Two factors played a role. First, was a course given by John Hallam on autonomous robotics that also involved a robot competition in which teams had to develop and program a robot made of LEGO to play some kind of rugby. Together with Aude Billard (also NCCR an professor) we joined the course and after some hard work over a semester, we won the competition out of 16 teams. I found it very exciting to design and program a robot to perform autonomously against other robots. A second factor was related to my master project. During the Christmas break, I happened to read a very nice paper on computational models of the lamprey swimming circuits by Sten Grillner’s group, and decided to propose a similar topic as a master project. The project went very well, and I could demonstrate that using genetic algorithms to set parameters in such models could lead to models that are closer to biological data than the original model. I proposed to John Hallam to transform this into a PhD thesis and I was glad he accepted to be my supervisor. During my PhD thesis I expanded the neuromechanical models of the lamprey and studied the transition to ground locomotion in the salamander. This was all done in simulation but I always dreamt of testing my ideas in real robots. This happened only several years later when I returned to EPFL as an SNF assistant professor. In the meanwhile I had done some additional work in collective robotics (with Alcherio Martinoli and Luca Gambardela during a short postdoc at EPFL) and on computational neuroscience and humanoid robotics with Michael Arbib and Stefan Schaal at the University of Southern California.

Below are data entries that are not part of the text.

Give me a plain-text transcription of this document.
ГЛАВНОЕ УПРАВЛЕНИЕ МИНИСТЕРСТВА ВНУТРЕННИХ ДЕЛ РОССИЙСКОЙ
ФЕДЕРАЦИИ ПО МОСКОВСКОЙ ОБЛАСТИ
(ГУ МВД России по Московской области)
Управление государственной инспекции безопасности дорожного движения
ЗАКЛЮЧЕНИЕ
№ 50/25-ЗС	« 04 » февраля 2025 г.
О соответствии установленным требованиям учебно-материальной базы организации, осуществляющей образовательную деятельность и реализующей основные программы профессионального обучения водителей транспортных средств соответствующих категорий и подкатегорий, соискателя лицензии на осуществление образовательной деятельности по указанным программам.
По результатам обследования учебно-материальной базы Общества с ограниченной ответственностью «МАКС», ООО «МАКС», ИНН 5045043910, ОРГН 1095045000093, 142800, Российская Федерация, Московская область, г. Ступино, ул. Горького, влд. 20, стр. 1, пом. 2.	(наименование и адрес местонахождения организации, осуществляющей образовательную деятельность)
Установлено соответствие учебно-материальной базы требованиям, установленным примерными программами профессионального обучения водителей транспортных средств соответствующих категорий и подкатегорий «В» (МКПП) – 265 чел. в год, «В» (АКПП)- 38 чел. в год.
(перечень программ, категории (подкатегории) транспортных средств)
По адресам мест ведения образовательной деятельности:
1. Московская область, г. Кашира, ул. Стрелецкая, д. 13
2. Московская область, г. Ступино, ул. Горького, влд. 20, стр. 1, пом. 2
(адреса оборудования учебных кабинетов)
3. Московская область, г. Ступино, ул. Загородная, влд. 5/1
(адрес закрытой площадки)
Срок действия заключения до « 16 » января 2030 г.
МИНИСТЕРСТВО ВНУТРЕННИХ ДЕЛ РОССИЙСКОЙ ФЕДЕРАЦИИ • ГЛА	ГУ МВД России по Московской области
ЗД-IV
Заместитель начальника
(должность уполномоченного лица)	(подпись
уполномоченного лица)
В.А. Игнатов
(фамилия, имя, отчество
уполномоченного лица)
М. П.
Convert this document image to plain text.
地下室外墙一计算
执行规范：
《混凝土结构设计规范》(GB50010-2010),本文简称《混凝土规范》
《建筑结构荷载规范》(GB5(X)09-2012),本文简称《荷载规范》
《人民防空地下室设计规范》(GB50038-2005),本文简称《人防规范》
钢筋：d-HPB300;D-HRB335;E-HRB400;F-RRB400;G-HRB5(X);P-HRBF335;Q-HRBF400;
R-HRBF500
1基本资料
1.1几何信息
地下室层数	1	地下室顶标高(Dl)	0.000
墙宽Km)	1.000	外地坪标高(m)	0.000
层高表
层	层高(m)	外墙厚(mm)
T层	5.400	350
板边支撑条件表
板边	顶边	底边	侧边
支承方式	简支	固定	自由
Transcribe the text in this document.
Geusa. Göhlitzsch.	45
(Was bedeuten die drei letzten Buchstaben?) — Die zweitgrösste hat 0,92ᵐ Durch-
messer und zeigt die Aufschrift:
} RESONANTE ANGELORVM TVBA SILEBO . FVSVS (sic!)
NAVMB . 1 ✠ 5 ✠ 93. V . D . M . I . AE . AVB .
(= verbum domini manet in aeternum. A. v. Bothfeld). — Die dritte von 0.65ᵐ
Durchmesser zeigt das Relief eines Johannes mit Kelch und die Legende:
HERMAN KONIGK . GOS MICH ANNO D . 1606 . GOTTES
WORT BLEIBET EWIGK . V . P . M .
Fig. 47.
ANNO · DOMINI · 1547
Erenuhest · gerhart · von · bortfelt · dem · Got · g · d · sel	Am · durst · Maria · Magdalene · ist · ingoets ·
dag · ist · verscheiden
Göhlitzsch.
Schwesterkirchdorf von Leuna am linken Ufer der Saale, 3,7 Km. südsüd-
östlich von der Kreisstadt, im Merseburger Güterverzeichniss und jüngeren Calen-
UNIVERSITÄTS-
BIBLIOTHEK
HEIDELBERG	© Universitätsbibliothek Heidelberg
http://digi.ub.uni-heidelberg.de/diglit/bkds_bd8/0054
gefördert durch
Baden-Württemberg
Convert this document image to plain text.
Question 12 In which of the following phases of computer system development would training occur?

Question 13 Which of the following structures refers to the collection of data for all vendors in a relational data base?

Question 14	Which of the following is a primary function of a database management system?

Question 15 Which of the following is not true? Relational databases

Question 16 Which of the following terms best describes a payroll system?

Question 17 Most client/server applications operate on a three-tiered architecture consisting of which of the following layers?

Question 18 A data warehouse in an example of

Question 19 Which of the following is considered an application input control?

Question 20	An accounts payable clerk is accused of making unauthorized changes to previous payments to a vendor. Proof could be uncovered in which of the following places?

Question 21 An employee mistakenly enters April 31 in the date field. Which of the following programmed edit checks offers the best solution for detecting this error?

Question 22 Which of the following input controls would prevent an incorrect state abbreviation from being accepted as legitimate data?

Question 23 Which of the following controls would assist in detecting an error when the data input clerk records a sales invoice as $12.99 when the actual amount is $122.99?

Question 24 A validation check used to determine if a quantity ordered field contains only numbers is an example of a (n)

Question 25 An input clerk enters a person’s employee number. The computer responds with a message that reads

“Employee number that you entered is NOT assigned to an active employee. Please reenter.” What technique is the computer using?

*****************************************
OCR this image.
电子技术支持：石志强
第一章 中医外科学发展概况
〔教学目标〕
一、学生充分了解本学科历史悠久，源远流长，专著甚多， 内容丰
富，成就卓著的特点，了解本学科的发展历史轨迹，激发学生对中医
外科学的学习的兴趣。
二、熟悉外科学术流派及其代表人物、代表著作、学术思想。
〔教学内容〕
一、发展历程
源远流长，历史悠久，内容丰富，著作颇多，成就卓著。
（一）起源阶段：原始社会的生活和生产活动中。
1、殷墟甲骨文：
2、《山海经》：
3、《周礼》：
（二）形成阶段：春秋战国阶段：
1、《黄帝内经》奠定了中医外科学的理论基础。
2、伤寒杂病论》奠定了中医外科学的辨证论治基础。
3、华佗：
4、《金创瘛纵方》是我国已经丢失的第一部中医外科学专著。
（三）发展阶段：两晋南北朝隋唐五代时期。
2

How do you think robotics will change in the next few years?
We are living an exciting time in robotics. Robotics technology is being used in many applications such as autonomous cars, autonomous warehouses, automated transport, and prosthetic devices. I think that robotics will help us have a better quality of life. Rather than a multipurpose robotic servant at home, I think that robotics technology will more and more be merged in our environment e.g. in our furniture, in our cars and in our offices.

I am also excited to see more and more robots being used as scientific tools. For locomotion for instance, a robot can nicely complement simulations, and be used as a physical model to investigate questions related to the neuroscience and biomechanics of animal locomotion.

What do you think are the greatest challenges for bio-inspired robots in general the future?
Locomotion in unstructured terrains with mud, grass, sand and water, as is found in forests and mountains for instance, is still an enormous challenge, and is an area in which animals still largely outperform robots. Being able to do this properly requires good advances in mechanical design of robots, in perception, and in locomotion control algorithms.

What advice for those who would like to consider going into robotics research in the future?
Go for it! Robotics is exciting because it is very interdisciplinary. It requires putting together skills from many domains (mathematics, control engineering, mechanical engineering, electrical engineering, programming, etc.), and will typically involve working in a team. It also leads to skills that are transferable to many other domains of engineering, especially domains that need a global approach, with the integration of many components.

…and to those who wish to follow an academic path?
Follow your passion, be ready to move to different places, and interact with people with different technical background. Do not underestimate social aspects. Indeed, it is only later in my career that I realized the importance of reference letters in finding a position (I naively thought that a strong CV was sufficient). So make sure to meet and present your ideas to as many people as possible. I feel blessed to have an academic position, and I strongly encourage students to try an academic path. It is not easy but worth the effort.